Namun karena ada pendapat dari umat Islam yang mengharamkan penggunaan benda najis untuk berobat, sebaiknya sebisa mungkin kita hanya menggunakan bahan yang suci dan halal dalam dunia obat-obatan. Kalaupun mengikuti pendapat yang mengharamkan, kita disunnahkan menggunakan bahan yang bukan najis, sebagai upaya untuk menghindarkan diri dari perselisihan. Kaidah fiqih menyatakan: Al-Khuruj minal Khilaaf mustahab (Menghindarkan diri dari perselisihan pendapat, adalah disunnahkan).
Al-Ustadz Abu Abdillah Muhammad Al-Makassari mengungkapkan bahwa:
Alkohol yang digunakan untuk disinfeksi alat-alat medis termasuk najis bahwa alkohol merupakan bahan memabukkan yang merupakan inti dari khamr, sehingga haram bagi seorang muslim untuk memiliki alkohol dengan cara apa pun, baik dengan membuatnya sendiri, membelinya, atau dengan cara yang lain.

Desinfeksi alat-alat medis bukanlah alasan yang ditolerir untuk bisa menggunakan alkohol, dengan dua alasan:
1.    Rasulullah saw bersabda:
إِنَّهُ لَيْسَ بِدَوَاءٍ وَلَكِنَّهُ دَاءٌ. (رواه مسلم)

Artinya: “Sesungguhnya khamr itu bukan obat, melainkan penyakit”. (HR. Muslim)

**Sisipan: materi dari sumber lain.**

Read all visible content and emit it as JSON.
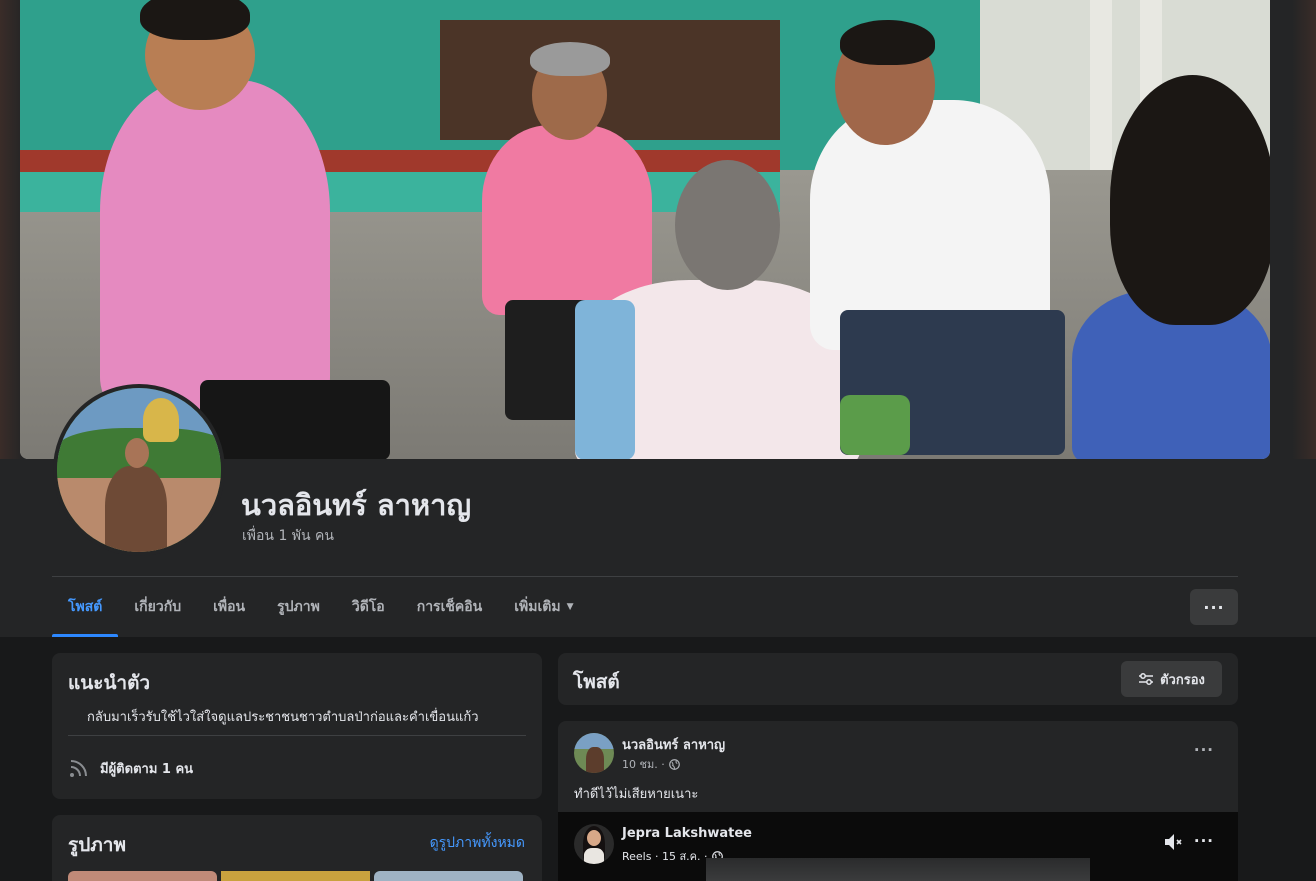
{
  "profile": {
    "name": "นวลอินทร์ ลาหาญ",
    "friends": "เพื่อน 1 พัน คน"
  },
  "tabs": [
    {
      "label": "โพสต์",
      "active": true
    },
    {
      "label": "เกี่ยวกับ",
      "active": false
    },
    {
      "label": "เพื่อน",
      "active": false
    },
    {
      "label": "รูปภาพ",
      "active": false
    },
    {
      "label": "วิดีโอ",
      "active": false
    },
    {
      "label": "การเช็คอิน",
      "active": false
    },
    {
      "label": "เพิ่มเติม",
      "active": false
    }
  ],
  "more_button": "···",
  "intro": {
    "title": "แนะนำตัว",
    "bio": "กลับมาเร็วรับใช้ไวใส่ใจดูแลประชาชนชาวตำบลป่าก่อและคำเขื่อนแก้ว",
    "followers": "มีผู้ติดตาม 1 คน",
    "icon": "rss-icon"
  },
  "photos": {
    "title": "รูปภาพ",
    "see_all": "ดูรูปภาพทั้งหมด"
  },
  "posts": {
    "title": "โพสต์",
    "filter_label": "ตัวกรอง",
    "items": [
      {
        "author": "นวลอินทร์ ลาหาญ",
        "time": "10 ชม. ·",
        "text": "ทำดีไว้ไม่เสียหายเนาะ",
        "more": "···",
        "shared": {
          "author": "Jepra Lakshwatee",
          "meta": "Reels · 15 ส.ค. ·",
          "more": "···"
        }
      }
    ]
  },
  "colors": {
    "accent": "#2d88ff",
    "card_bg": "#242526",
    "page_bg": "#18191a",
    "text_secondary": "#b0b3b8"
  }
}
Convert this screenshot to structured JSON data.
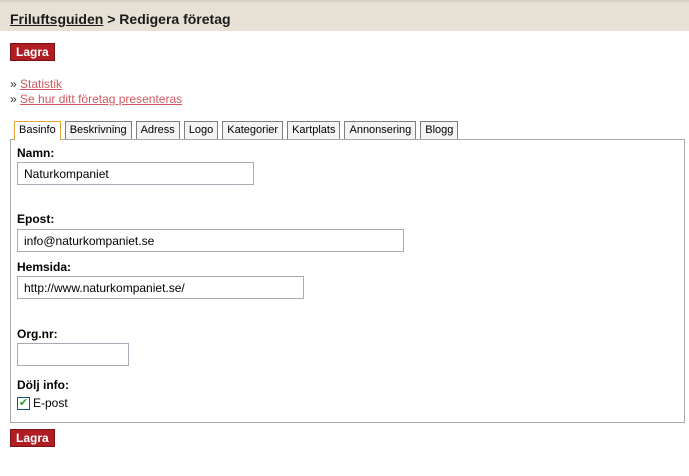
{
  "header": {
    "crumb_link": "Friluftsguiden",
    "separator": " > ",
    "title": "Redigera företag"
  },
  "buttons": {
    "save_top": "Lagra",
    "save_bottom": "Lagra"
  },
  "links": {
    "bullet": "»",
    "items": [
      "Statistik",
      "Se hur ditt företag presenteras"
    ]
  },
  "tabs": [
    "Basinfo",
    "Beskrivning",
    "Adress",
    "Logo",
    "Kategorier",
    "Kartplats",
    "Annonsering",
    "Blogg"
  ],
  "active_tab": "Basinfo",
  "form": {
    "name_label": "Namn:",
    "name_value": "Naturkompaniet",
    "email_label": "Epost:",
    "email_value": "info@naturkompaniet.se",
    "website_label": "Hemsida:",
    "website_value": "http://www.naturkompaniet.se/",
    "orgnr_label": "Org.nr:",
    "orgnr_value": "",
    "hide_label": "Dölj info:",
    "hide_email_label": "E-post",
    "hide_email_checked": true
  },
  "colors": {
    "header_bg": "#e6e1d4",
    "button_bg": "#b01e23",
    "link": "#d2585f",
    "active_tab_border": "#e3a23a"
  }
}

Beliau mengatakan hal ini ketika Thariq bin Suwaid Al-Ju’fi bertanya tentang pembuatan khamr untuk pengobatan. Dan masih ada hadis-hadis lainnya yang menunjukkan haramnya pengobatan dengan sesuatu yang haram.
2. Kondisi darurat yang dengan itu diperbolehkan menggunakan sesuatu yang haram, adalah jika memenuhi dua persyaratan. sebagaimana ditegaskan oleh Asy-Syaikh Ibnu ‘Utsaimin Rahimahullah dalam Asy-Syarhul Mumti’
a.    Seseorang terpaksa menggunakannya jika tidak ada alternatif lain.
b.    Ada jaminan/ kejelasan bahwa dengan itu kondisi darurat akan benar-benar teratasi.
Padahal fakta membuktikan bahwa penanganan medis bukanlah satu-satunya alternatif kesembuhan. Karena tidak sedikit penderita yang sembuh tanpa penanganan medis. Melainkan hanya dengan rutin mengkonsumsi obat-obat nabawi atau ramuan-ramuan tertentu disertai kesungguhan dalam menghindari pantangan penyakit yang dideritanya. Anggaplah pada kondisi darurat tertentu terkadang seseorang terpaksa harus menjalani penanganan medis, masih banyak alternatif lain selain alkohol untuk disinfeksi alat-alat medis.
Adapun najis atau tidaknya alkohol, maka ini kembali kepada permasalahan najis atau tidaknya khamr. Jumhur ulama, termasuk imam yang empat (Abu Hanifah, Malik, Asy-Syafi’i, dan Ahmad rahimahumullah) berpendapat bahwa khamr adalah najis. Ini dibenarkan oleh Syaikhul Islam Ibnu Taimiyyah. Mereka berdalilkan firman Allah swt:
Artinya: “Wahai orang-orang yang beriman, hanyalah sesungguhnya khamr, judi, patung-patung yang disembah, dan azlam1 adalah rijs, merupakan amalan setan...”.  (Al-Ma`idah(5): 90)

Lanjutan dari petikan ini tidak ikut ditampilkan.